By: Christine Sow, Global Health CouncilCross-posted from the Global Health Council Blog

GHC Executive Director Christine Sow accompanied US Senate staffers to Uganda and Rwanda on a study tour organized by the Livestrong Foundation and Management Sciences for Health. We will be featuring blogs and pictures from Christine on the tour – read on to hear about the trip, NCDs, and global health challenges.

The Uganda Cancer Institute. Photo credit: Sally Canfield.

The Uganda Cancer Institute. Photo credit: Sally Canfield.

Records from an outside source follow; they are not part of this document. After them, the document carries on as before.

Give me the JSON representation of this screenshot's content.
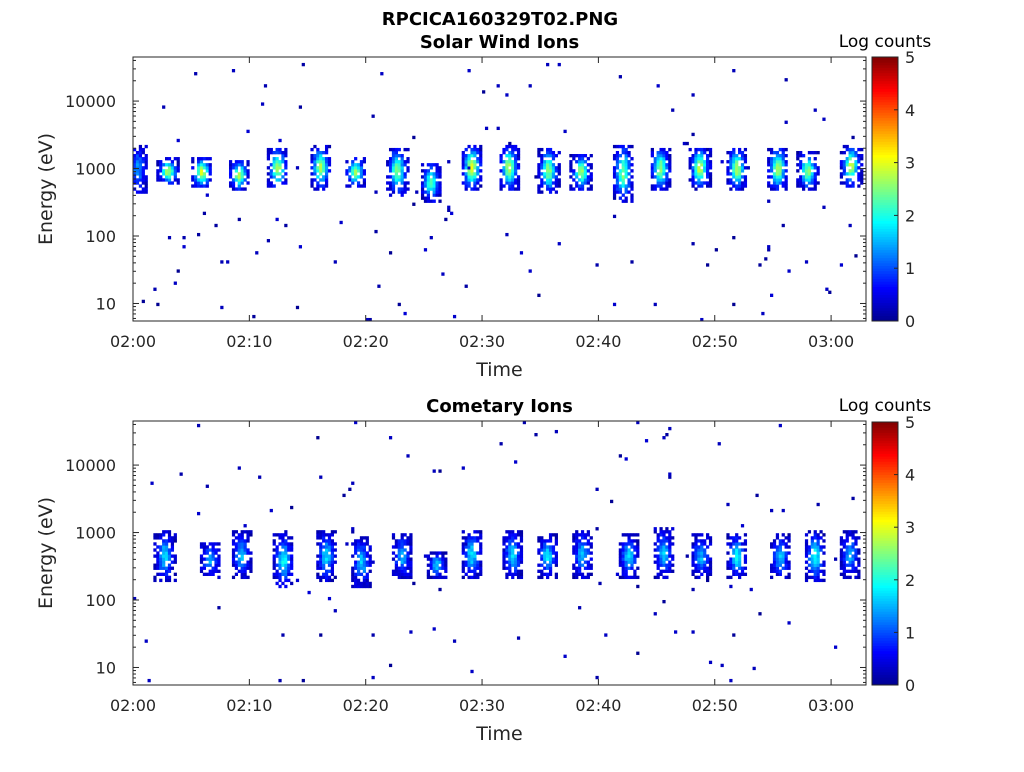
{
  "figure_title": "RPCICA160329T02.PNG",
  "colormap_stops": [
    "#00008f",
    "#0000ff",
    "#0080ff",
    "#00ffff",
    "#80ff80",
    "#ffff00",
    "#ff8000",
    "#ff0000",
    "#800000"
  ],
  "chart_data": [
    {
      "type": "heatmap",
      "title": "Solar Wind Ions",
      "xlabel": "Time",
      "ylabel": "Energy (eV)",
      "x_tick_labels": [
        "02:00",
        "02:10",
        "02:20",
        "02:30",
        "02:40",
        "02:50",
        "03:00"
      ],
      "x_tick_minutes": [
        0,
        10,
        20,
        30,
        40,
        50,
        60
      ],
      "xlim_minutes": [
        0,
        63
      ],
      "y_scale": "log",
      "y_tick_labels": [
        "10",
        "100",
        "1000",
        "10000"
      ],
      "y_ticks": [
        10,
        100,
        1000,
        10000
      ],
      "ylim": [
        5.5,
        45000
      ],
      "colorbar_label": "Log counts",
      "colorbar_tick_labels": [
        "0",
        "1",
        "2",
        "3",
        "4",
        "5"
      ],
      "colorbar_range": [
        0,
        5
      ],
      "bursts": [
        {
          "t": 0.3,
          "e_lo": 400,
          "e_hi": 2200,
          "peak": 1.2
        },
        {
          "t": 2.9,
          "e_lo": 550,
          "e_hi": 1350,
          "peak": 2.6
        },
        {
          "t": 5.8,
          "e_lo": 500,
          "e_hi": 1400,
          "peak": 2.8
        },
        {
          "t": 9.0,
          "e_lo": 450,
          "e_hi": 1300,
          "peak": 2.5
        },
        {
          "t": 12.3,
          "e_lo": 480,
          "e_hi": 2000,
          "peak": 2.6
        },
        {
          "t": 16.0,
          "e_lo": 450,
          "e_hi": 2200,
          "peak": 2.5
        },
        {
          "t": 19.0,
          "e_lo": 500,
          "e_hi": 1400,
          "peak": 2.4
        },
        {
          "t": 22.6,
          "e_lo": 380,
          "e_hi": 2000,
          "peak": 2.4
        },
        {
          "t": 25.5,
          "e_lo": 300,
          "e_hi": 1200,
          "peak": 2.1
        },
        {
          "t": 29.0,
          "e_lo": 450,
          "e_hi": 2200,
          "peak": 2.8
        },
        {
          "t": 32.2,
          "e_lo": 450,
          "e_hi": 2200,
          "peak": 2.6
        },
        {
          "t": 35.6,
          "e_lo": 400,
          "e_hi": 2000,
          "peak": 2.4
        },
        {
          "t": 38.4,
          "e_lo": 450,
          "e_hi": 1600,
          "peak": 2.5
        },
        {
          "t": 42.0,
          "e_lo": 300,
          "e_hi": 2200,
          "peak": 2.3
        },
        {
          "t": 45.2,
          "e_lo": 450,
          "e_hi": 2000,
          "peak": 2.5
        },
        {
          "t": 48.6,
          "e_lo": 480,
          "e_hi": 2000,
          "peak": 2.7
        },
        {
          "t": 51.8,
          "e_lo": 450,
          "e_hi": 2000,
          "peak": 2.6
        },
        {
          "t": 55.3,
          "e_lo": 450,
          "e_hi": 2000,
          "peak": 2.6
        },
        {
          "t": 57.9,
          "e_lo": 450,
          "e_hi": 1700,
          "peak": 2.4
        },
        {
          "t": 61.6,
          "e_lo": 500,
          "e_hi": 2200,
          "peak": 2.6
        }
      ],
      "background_level": 0.4
    },
    {
      "type": "heatmap",
      "title": "Cometary Ions",
      "xlabel": "Time",
      "ylabel": "Energy (eV)",
      "x_tick_labels": [
        "02:00",
        "02:10",
        "02:20",
        "02:30",
        "02:40",
        "02:50",
        "03:00"
      ],
      "x_tick_minutes": [
        0,
        10,
        20,
        30,
        40,
        50,
        60
      ],
      "xlim_minutes": [
        0,
        63
      ],
      "y_scale": "log",
      "y_tick_labels": [
        "10",
        "100",
        "1000",
        "10000"
      ],
      "y_ticks": [
        10,
        100,
        1000,
        10000
      ],
      "ylim": [
        5.5,
        45000
      ],
      "colorbar_label": "Log counts",
      "colorbar_tick_labels": [
        "0",
        "1",
        "2",
        "3",
        "4",
        "5"
      ],
      "colorbar_range": [
        0,
        5
      ],
      "bursts": [
        {
          "t": 2.6,
          "e_lo": 180,
          "e_hi": 1000,
          "peak": 1.5
        },
        {
          "t": 6.5,
          "e_lo": 200,
          "e_hi": 700,
          "peak": 1.3
        },
        {
          "t": 9.2,
          "e_lo": 200,
          "e_hi": 1000,
          "peak": 1.4
        },
        {
          "t": 12.8,
          "e_lo": 150,
          "e_hi": 900,
          "peak": 1.7
        },
        {
          "t": 16.5,
          "e_lo": 180,
          "e_hi": 1000,
          "peak": 1.5
        },
        {
          "t": 19.5,
          "e_lo": 150,
          "e_hi": 800,
          "peak": 1.4
        },
        {
          "t": 23.0,
          "e_lo": 200,
          "e_hi": 900,
          "peak": 1.3
        },
        {
          "t": 26.0,
          "e_lo": 200,
          "e_hi": 500,
          "peak": 1.4
        },
        {
          "t": 29.0,
          "e_lo": 200,
          "e_hi": 1000,
          "peak": 1.6
        },
        {
          "t": 32.5,
          "e_lo": 200,
          "e_hi": 1000,
          "peak": 1.5
        },
        {
          "t": 35.5,
          "e_lo": 200,
          "e_hi": 900,
          "peak": 1.6
        },
        {
          "t": 38.5,
          "e_lo": 200,
          "e_hi": 1000,
          "peak": 1.4
        },
        {
          "t": 42.5,
          "e_lo": 200,
          "e_hi": 900,
          "peak": 1.5
        },
        {
          "t": 45.5,
          "e_lo": 200,
          "e_hi": 1100,
          "peak": 1.4
        },
        {
          "t": 48.7,
          "e_lo": 200,
          "e_hi": 900,
          "peak": 1.3
        },
        {
          "t": 51.8,
          "e_lo": 200,
          "e_hi": 900,
          "peak": 1.7
        },
        {
          "t": 55.5,
          "e_lo": 200,
          "e_hi": 900,
          "peak": 1.4
        },
        {
          "t": 58.5,
          "e_lo": 180,
          "e_hi": 1000,
          "peak": 1.8
        },
        {
          "t": 61.5,
          "e_lo": 200,
          "e_hi": 1000,
          "peak": 1.3
        }
      ],
      "background_level": 0.4
    }
  ]
}
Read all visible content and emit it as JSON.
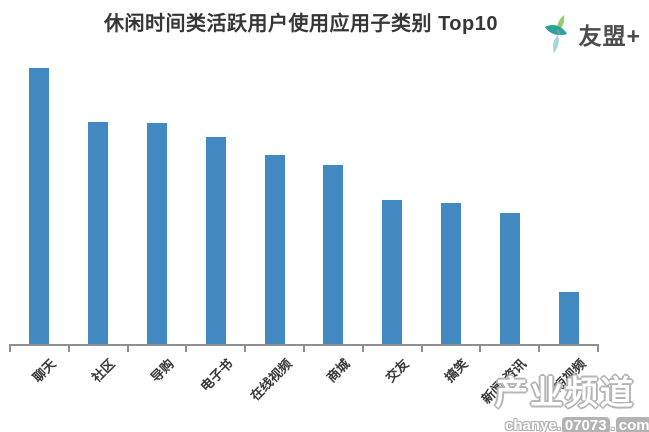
{
  "header": {
    "title": "休闲时间类活跃用户使用应用子类别 Top10",
    "logo_text": "友盟+"
  },
  "chart_data": {
    "type": "bar",
    "title": "休闲时间类活跃用户使用应用子类别 Top10",
    "categories": [
      "聊天",
      "社区",
      "导购",
      "电子书",
      "在线视频",
      "商城",
      "交友",
      "搞笑",
      "新闻·资讯",
      "短视频"
    ],
    "values": [
      100,
      80.5,
      80,
      75,
      68.5,
      65,
      52,
      51,
      47.5,
      19
    ],
    "value_note": "no value axis shown in image; values are relative bar heights with tallest bar = 100",
    "xlabel": "",
    "ylabel": "",
    "ylim": [
      0,
      100
    ],
    "grid": false,
    "legend": false,
    "bar_color": "#4288c1",
    "axis_color": "#8f8f8f"
  },
  "watermark": {
    "line1": "产业频道",
    "parts": [
      {
        "text": "chanye.",
        "style": "outline"
      },
      {
        "text": "07073",
        "style": "box"
      },
      {
        "text": ".",
        "style": "outline"
      },
      {
        "text": "com",
        "style": "box"
      }
    ]
  }
}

One particularly striking thing I have noticed on this trip is that the challenges health officials face in tackling NCDs in low and middle income countries are not so different to the challenges the U.S. and other Western countries face in addressing these same diseases.  This is an area where our similarities are more significant than our differences; quite unlike most global health challenges today. “Tropical” diseases that ravage low and middle income countries were typically considered the unique purview of the “developing world.”  Not so, in the case of NCDs today.  In fact, top research and treatment institutions such as the Uganda Cancer Institute and the Joint Clinical Research Center are doing ground-breaking biomedical work on challenges such as Epstein-Barr Virus and antiretroviral therapy roll-out, and are returning findings and recommendations that have applications far beyond Uganda’s borders.

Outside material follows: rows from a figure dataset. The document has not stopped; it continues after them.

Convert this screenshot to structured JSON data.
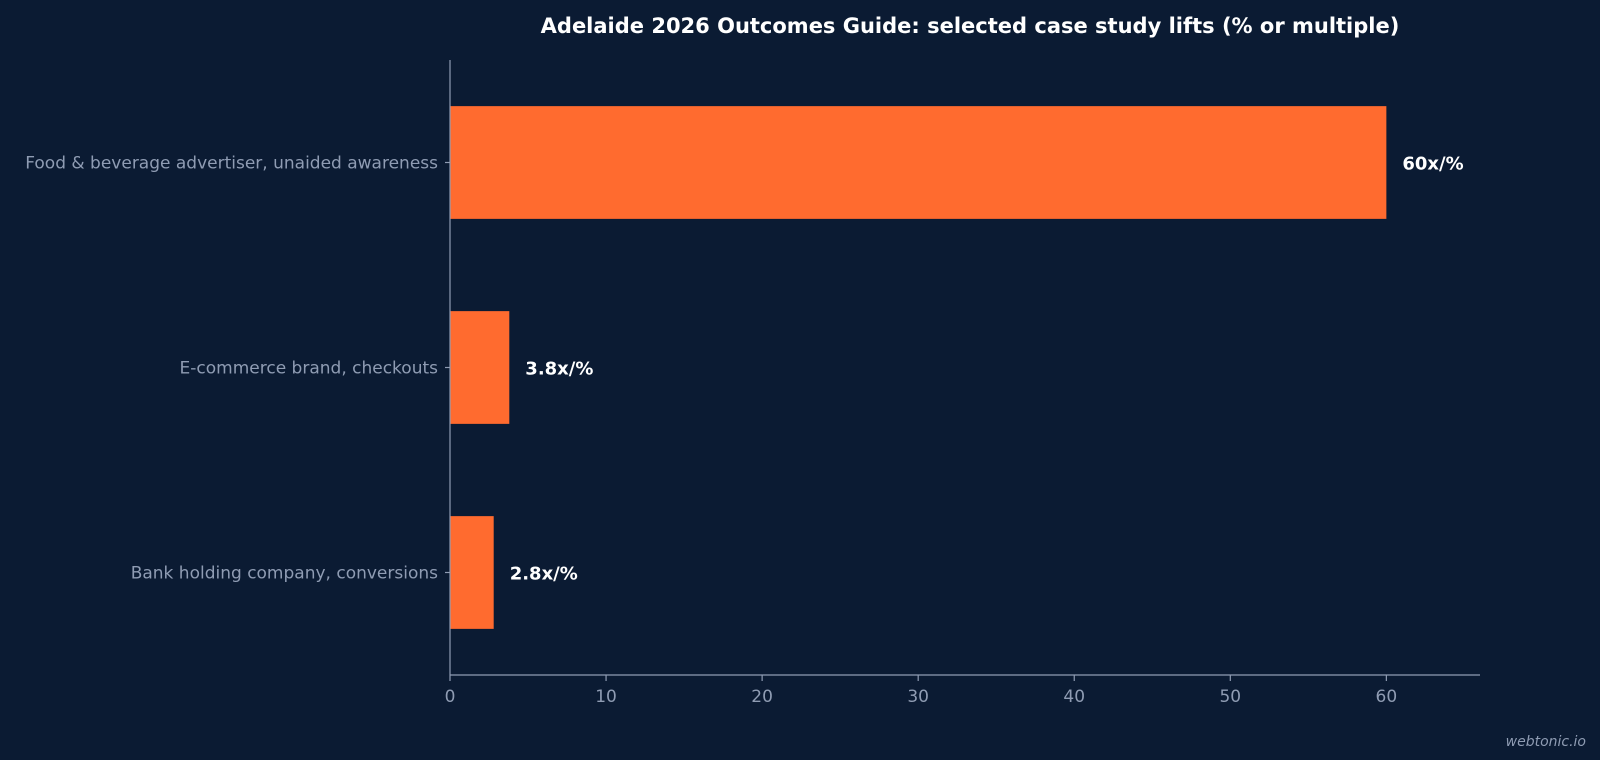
{
  "chart_data": {
    "type": "bar",
    "orientation": "horizontal",
    "title": "Adelaide 2026 Outcomes Guide: selected case study lifts (% or multiple)",
    "categories": [
      "Food & beverage advertiser, unaided awareness",
      "E-commerce brand, checkouts",
      "Bank holding company, conversions"
    ],
    "values": [
      60,
      3.8,
      2.8
    ],
    "data_labels": [
      "60x/%",
      "3.8x/%",
      "2.8x/%"
    ],
    "xlim": [
      0,
      66
    ],
    "x_ticks": [
      0,
      10,
      20,
      30,
      40,
      50,
      60
    ],
    "xlabel": "",
    "ylabel": "",
    "grid": false,
    "bar_color": "#ff6b2f"
  },
  "colors": {
    "background": "#0b1b33",
    "bar": "#ff6b2f",
    "axis": "#8f9cb3",
    "title": "#ffffff"
  },
  "watermark": "webtonic.io"
}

An interesting aspect of this research is their attention to the development of effective treatment regimens for low resource settings – the reality of their national context means that they will not have high-tech solutions on hand to treat their patients. This work is promising both for what the identification of low resource solutions means for patients in Uganda and elsewhere in the global South. But it is also promising because it can challenge high income countries – that have cost limitations and resource contraints of their own – to consider alternate approaches to how they address diseases that have traditionally “merited” high cost solutions. But while trying to continue their work, they also spend much of their time and energy on piecing together the funding to keep it going. This is not a new story, but one that deserves to be repeated – the efficiency and impact of cutting-edge programs, whether they be focused on research or implementation, need and deserve long-term funding commitments in order to be truly functional and achieve optimal impact. And this is true whether the funding is coming from external donors or from an institution’s own national government.

Christine Sow is the Executive Director of the Global Health Council.